One of the reasons why some action plans fail is because people do not take responsability, just because the leader puts him/herself in the actions but they never said so. Nobody wants to make extra work, we all know. You a leader of the action plan, will have to convince people about the actions (that is why is better to be in a room together the team and convince people to accept the actions in front of the others). It is all about motivating your team, and encourage them. I promise.
Be careful with root causes like “operator missed operation”. This will always happen, take it for granted that everything around operators will involve actions, but training is not the solution, go for Poka-Yoke or preventive maintenance, preventive quality, make sure machines avoid problems to happen. We are all human (this does not mean training and procedures are not mandatory).
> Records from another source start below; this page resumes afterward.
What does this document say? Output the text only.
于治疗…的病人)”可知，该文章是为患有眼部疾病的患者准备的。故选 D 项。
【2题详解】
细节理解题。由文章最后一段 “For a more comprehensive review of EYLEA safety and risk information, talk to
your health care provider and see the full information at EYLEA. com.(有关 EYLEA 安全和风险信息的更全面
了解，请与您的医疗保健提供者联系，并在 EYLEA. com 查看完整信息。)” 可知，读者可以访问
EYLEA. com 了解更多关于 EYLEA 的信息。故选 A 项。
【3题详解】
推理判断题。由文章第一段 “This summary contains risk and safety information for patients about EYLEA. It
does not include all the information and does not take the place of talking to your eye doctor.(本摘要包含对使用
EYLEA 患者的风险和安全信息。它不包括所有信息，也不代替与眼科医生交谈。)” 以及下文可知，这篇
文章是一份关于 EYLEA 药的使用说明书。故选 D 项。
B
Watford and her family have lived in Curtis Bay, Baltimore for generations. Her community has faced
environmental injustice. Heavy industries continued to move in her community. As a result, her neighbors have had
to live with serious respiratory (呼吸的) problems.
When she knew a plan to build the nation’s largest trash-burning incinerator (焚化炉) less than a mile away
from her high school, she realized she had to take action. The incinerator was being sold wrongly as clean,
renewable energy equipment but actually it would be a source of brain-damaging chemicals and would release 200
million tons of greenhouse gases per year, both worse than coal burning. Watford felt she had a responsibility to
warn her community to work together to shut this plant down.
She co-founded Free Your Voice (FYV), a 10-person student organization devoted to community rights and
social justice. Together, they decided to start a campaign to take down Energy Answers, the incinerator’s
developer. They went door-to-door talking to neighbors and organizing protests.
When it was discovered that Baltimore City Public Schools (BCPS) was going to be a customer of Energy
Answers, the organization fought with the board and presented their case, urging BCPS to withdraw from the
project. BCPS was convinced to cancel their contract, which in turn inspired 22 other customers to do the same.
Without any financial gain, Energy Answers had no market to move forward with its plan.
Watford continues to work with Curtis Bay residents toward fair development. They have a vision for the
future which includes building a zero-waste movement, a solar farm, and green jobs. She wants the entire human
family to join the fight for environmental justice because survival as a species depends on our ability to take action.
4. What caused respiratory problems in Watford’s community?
You need to be consistant in your action plan. This means that you need to think in advance how long more or less you have and how long actions will take. Be realistic or you will end up following all departments around you for nothing. Ask your team when will they promise to close action.
Afterwards, you need to monitor and organize yourself to regular follow ups with your team or with the related people. Best example is an D/PFMEA, best action plan ever, always alive and regular meetings mandatory and nobody disagrees. Try to change the mentality in your organisation that PDCAs are part of the company mentality.
From my experience it is very difficult to keep all people in a room or telephone the day you want to review a PDCA, but make sure people give the same importance the actions than the meetings. If someone misses the follow up meeting, make the meeting no matter who is and make sure you speak with them afterwards. The point here is to make sure there are regular revisions of the implementation of the action plan.
Use % of closure of actions in the same excel sheet for your own and others information (25%, 50%, 75%,100%), hide the 100% closed actions but do not delete them. Take notes on pending issues and here go back to the who makes what and when.
One important point here in the Act is to validate actions with results in the production line, feedback from customer satisfaction or any other indicator (even a worst case to have feedback on recurrence of the problem). I always recommend in case of recurrence a lessons learn analysis. what went wrong? why we did not cover well the analysis.
Another important point is to make sure how you keep the knowledge in your company, where do you keep technical information available, how can anyone in future from other department or division make a consultation to this action plan, have you though about it? in Quality issues, technical books are really good.
Another important thing is standarisation, what can you take out of this action plan ? (i.e. can you modify operator working instructions? etc..). These things are normally part of the action plan, but you as a leader need to make sure the organisation learns from mistakes and updates documentation or whatever necessary.
I always liked to close the action plans with an action, a validation visit to a supplier, review the line, make an internal audit, etc.. Make sure you use the right tools to audit your action plan.
And remember always to congratulate the team !!!!
Miguel, once again you gave us a very useful lesson.In my personal point of view, the lack of involvement of others member of the team, and also the lack of follow up by the leaders, make the plan fails. Maybe we need to work harder in human issues, in order to follow the plan
Thanks Ramon for your point of view. The current trend in companies now is laterality work in cross functional teams and projects, learnt in the crisis.